If someone was offering me handfuls of cash for a product in the state that it is in currently, then I don't understand the reasoning behind not accepting it.
Everyone is busy but if it takes over a year to get your business in order, then you obviously either don't want or possibly even need the cash.
A year to release Keyfiles is more than enough time, and a developer who is so blase about their own product would have no one to blame but themselves if potential customers resort to piracy to get full functionality.
Incidentaly, it seems strange that the customer - vendor relationship here has been reversed. There are customers practically begging to pay for a product and an owner who won't let them.
It may be their right to do with what they want with their own software but it kind of smacks of a power trip to be perpetually saying 'you can have it, but not just yet (and we're not going to tell you when either)'.
The main thing is to be appreciative and support the guys who are still actively working and supporting the products we want and are using, if they're not doing that, then maybe its time they (and we) moved on to other things.
One of the most interesting things here is that it was mentioned earlier that the iBrowse team 'may' only sell a few hundred copies of their software worldwide.

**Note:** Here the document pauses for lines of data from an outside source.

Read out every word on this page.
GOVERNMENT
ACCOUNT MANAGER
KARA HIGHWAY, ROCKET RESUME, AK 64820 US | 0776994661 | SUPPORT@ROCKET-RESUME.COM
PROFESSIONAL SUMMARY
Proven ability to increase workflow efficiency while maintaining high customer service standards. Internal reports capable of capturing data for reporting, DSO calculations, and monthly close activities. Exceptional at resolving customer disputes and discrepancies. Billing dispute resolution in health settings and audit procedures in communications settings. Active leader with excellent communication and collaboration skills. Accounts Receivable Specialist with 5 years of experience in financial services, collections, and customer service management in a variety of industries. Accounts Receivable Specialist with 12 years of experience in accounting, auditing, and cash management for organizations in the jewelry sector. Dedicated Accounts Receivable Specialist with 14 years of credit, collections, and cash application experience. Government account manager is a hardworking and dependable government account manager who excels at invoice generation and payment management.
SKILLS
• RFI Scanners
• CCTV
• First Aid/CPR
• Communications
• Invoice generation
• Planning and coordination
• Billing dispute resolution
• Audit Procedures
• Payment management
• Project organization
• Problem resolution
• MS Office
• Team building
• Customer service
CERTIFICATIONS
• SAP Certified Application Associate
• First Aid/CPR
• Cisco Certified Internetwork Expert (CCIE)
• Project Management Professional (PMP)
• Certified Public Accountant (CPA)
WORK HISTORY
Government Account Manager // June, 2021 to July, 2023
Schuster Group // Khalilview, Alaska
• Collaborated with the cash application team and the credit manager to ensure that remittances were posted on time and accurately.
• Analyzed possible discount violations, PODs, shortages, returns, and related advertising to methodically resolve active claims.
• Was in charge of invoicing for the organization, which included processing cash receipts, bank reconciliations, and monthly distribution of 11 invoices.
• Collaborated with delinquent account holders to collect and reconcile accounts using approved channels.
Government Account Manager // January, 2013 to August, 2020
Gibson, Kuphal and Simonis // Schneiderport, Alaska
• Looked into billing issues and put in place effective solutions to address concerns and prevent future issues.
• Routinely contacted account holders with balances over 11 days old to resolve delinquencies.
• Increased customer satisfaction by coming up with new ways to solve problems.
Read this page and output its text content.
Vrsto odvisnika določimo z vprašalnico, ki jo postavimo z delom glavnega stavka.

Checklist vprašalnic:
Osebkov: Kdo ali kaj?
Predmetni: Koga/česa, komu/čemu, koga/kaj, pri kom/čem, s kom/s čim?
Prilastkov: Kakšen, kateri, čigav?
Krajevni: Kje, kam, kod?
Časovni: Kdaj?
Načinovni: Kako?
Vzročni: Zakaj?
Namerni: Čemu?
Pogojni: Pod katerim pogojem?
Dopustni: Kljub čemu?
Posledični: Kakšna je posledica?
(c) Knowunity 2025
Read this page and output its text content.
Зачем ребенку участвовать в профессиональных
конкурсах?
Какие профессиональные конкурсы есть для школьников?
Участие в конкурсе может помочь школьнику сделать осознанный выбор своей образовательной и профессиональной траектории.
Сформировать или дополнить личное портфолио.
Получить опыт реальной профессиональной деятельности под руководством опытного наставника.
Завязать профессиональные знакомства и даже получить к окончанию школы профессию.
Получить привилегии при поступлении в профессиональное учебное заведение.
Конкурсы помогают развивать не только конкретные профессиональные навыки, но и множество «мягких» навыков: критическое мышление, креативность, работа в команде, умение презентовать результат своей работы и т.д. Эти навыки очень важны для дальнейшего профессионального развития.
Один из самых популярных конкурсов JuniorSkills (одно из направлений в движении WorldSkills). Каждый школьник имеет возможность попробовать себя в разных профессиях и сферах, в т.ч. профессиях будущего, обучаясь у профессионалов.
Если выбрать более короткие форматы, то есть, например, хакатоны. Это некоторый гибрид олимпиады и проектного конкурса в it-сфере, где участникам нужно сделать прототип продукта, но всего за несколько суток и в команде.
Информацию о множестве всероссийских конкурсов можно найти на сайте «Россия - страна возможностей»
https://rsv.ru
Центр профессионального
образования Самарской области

A conservative estimate could be about 150-200 users 'worldwide' who would pay the asking 50 euros. (It is old software, so maybe discounting it to 20 euros is realistic and may generate more sales).
That still means earning 3000-4000 euros for setting up a method of payment and distribution of keyfiles for software already in existence.
I don't know about you but that sounds feasible and possible, and not a pile of cash to be sneezed at.